I love how marketing people market themselves offering a $4495 package that only costs $997. They may as well say $1000 but that sounds much larger than $997. Lol

BA Lopez
17 days ago
Reply to  Bob p

Yes, standard marketing tactics. I attended Frank & Dave’s MHP Bootcamp a few years ago and man have they changed their minds about RV Parks! They would not touch them back then but I guess they’re trying to add to their empire now.

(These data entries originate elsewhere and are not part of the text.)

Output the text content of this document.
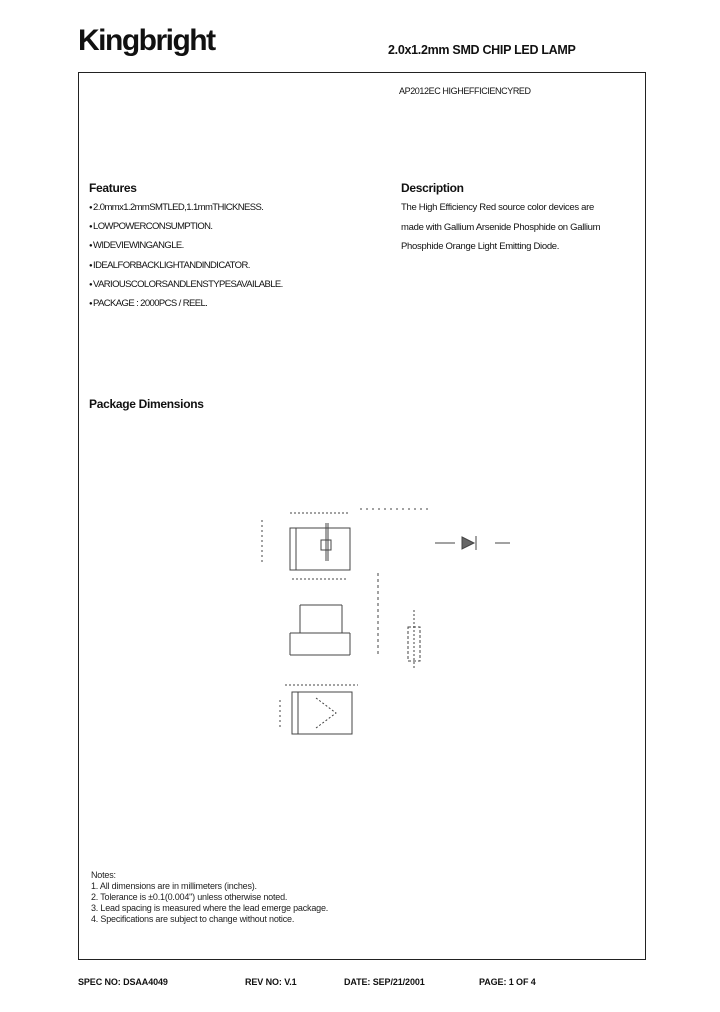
Kingbright	2.0x1.2mm SMD CHIP LED LAMP
AP2012EC HIGHEFFICIENCYRED
Features
● 2.0mmx1.2mmSMTLED,1.1mmTHICKNESS.
● LOWPOWERCONSUMPTION.
● WIDEVIEWINGANGLE.
● IDEALFORBACKLIGHTANDINDICATOR.
● VARIOUSCOLORSANDLENSTYPESAVAILABLE.
● PACKAGE : 2000PCS / REEL.
Description
The High Efficiency Red source color devices are
made with Gallium Arsenide Phosphide on Gallium
Phosphide Orange Light Emitting Diode.
Package Dimensions
Notes:
1. All dimensions are in millimeters (inches).
2. Tolerance is ±0.1(0.004") unless otherwise noted.
3. Lead spacing is measured where the lead emerge package.
4. Specifications are subject to change without notice.
SPEC NO: DSAA4049	REV NO: V.1	DATE: SEP/21/2001	PAGE: 1 OF 4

It’s a sad reality that there is a total lack of truly affordable housing. The business model just doesn’t make sense for investors. With so many local jurisdictions making it almost impossible to build a new MHP or RV Park, it only gets worse. Limited supply of existing pad sites means owners can ramp up prices b/c they have limited competition. More unintended consequences of government over-regulation

Ellen L
16 days ago
Reply to  BA Lopez

BA Lopez, I’m confused by your mention of government over-regulation? The “local jurisdictions” you speak of are the ones determining the permits for RV parks, and decisions are always made after holding public hearings. I’ve read many, many articles about local residents’ resistance to new RV parks. So the local city/county councils are just listening to the public and acting accordingly. I’m of the mind we need more RV parks, not just for long-term residents who’ve no other place to go, but for people passing through. The mid-Atlantic, in particular, could use more, but it’s the local residents who are shutting down proposals.